Près d'un an après l'annonce d'un cessez-le-feu, les Nations unies avertissent qu'aucun lieu ni aucune personne n'est en sécurité à Gaza. Les attaques israéliennes persistantes continuent de faire de lourdes pertes dans l'enclave assiégée, malgré la trêve déclarée. Le Bureau des droits de l'homme de l'ONU a indiqué que vingt-quatre Palestiniens ont été tués en seulement cinq jours, entre fin août et début septembre. Cette violence continue met en évidence la fragilité de la situation actuelle et les risques graves auxquels les civils sont exposés chaque jour.
Parmi les victimes de cette période figurent quatre enfants et une femme. Vingt et un des vingt-quatre Palestiniens ont été tués directement dans des frappes aériennes israéliennes. Le Bureau des droits de l'homme de l'ONU a souligné que la poursuite de personnes considérées comme des cibles militaires légitimes ne dispense pas Israël de ses obligations au regard du droit international. Il a insisté sur le devoir de protéger les civils palestiniens et sur leur droit fondamental à la vie, dans un contexte d'hostilités persistantes et de destructions généralisées.
Le premier septembre, un raid israélien dans l'ouest de la ville de Gaza a tué une fillette de trois ans et un garçon de treize ans.

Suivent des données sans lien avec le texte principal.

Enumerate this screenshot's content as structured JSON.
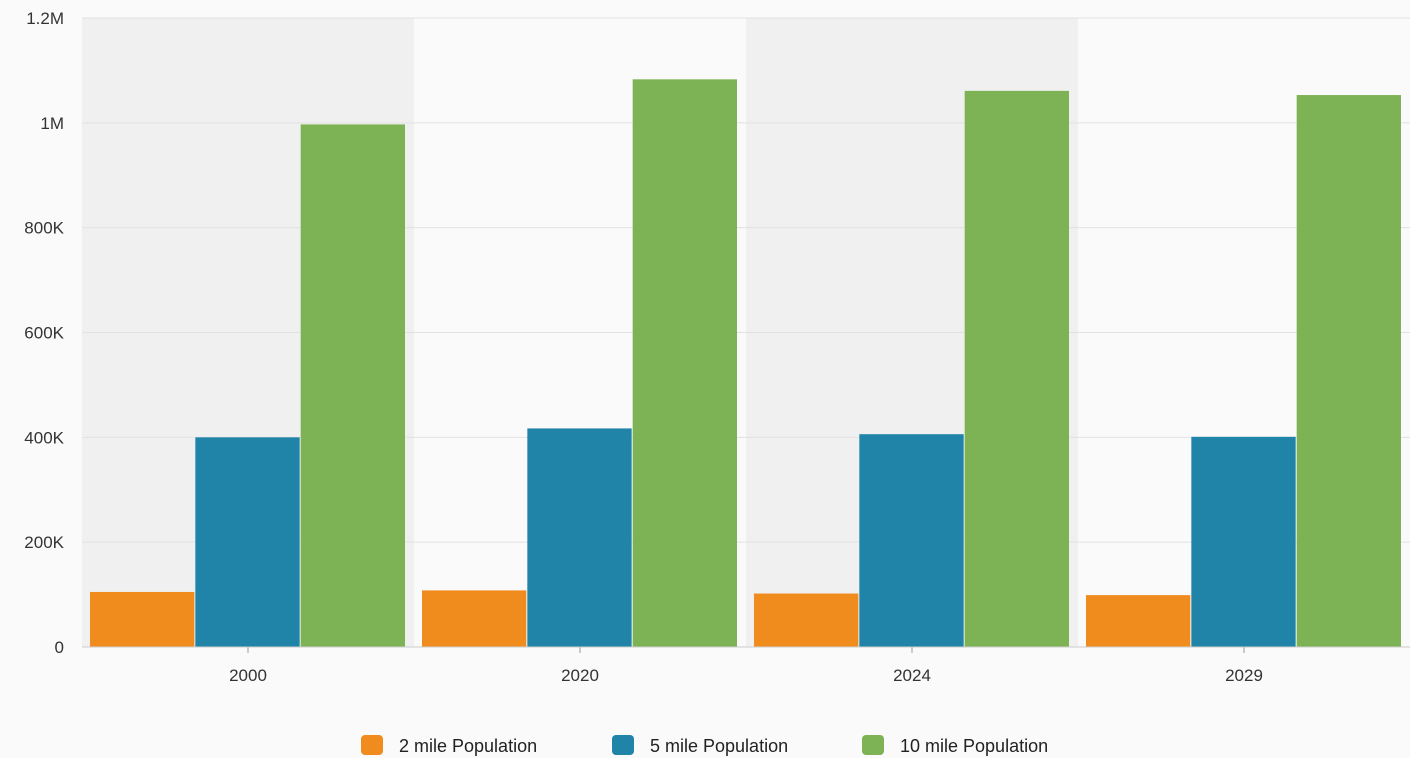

Un homme de trente et un ans et une femme de quarante-neuf ans ont également péri dans cette attaque, accompagnée de frappes aériennes. L'ONU a mis en garde contre les préjudices causés aux civils par des éléments armés palestiniens opérant avec le soutien d'Israël. Ces incidents précis illustrent le danger immédiat qui pèse sur les familles vivant dans des zones soumises à de fréquentes opérations militaires et à des campagnes de bombardements aériens.
L'ONU a appelé à mettre fin à l'effusion de sang et à rendre des comptes pour les homicides illégaux. Des millions de Palestiniens manquent cruellement d'abris et de fournitures médicales de base, tandis que l'accès humanitaire reste limité. L'agence a déclaré que le cessez-le-feu n'existe que de nom, les violations systématiques aggravant l'insécurité dans toute la région. La perturbation continue des opérations de secours expose la population à de graves dangers, dans un contexte de destructions massives et d'infrastructures d'eau contaminées.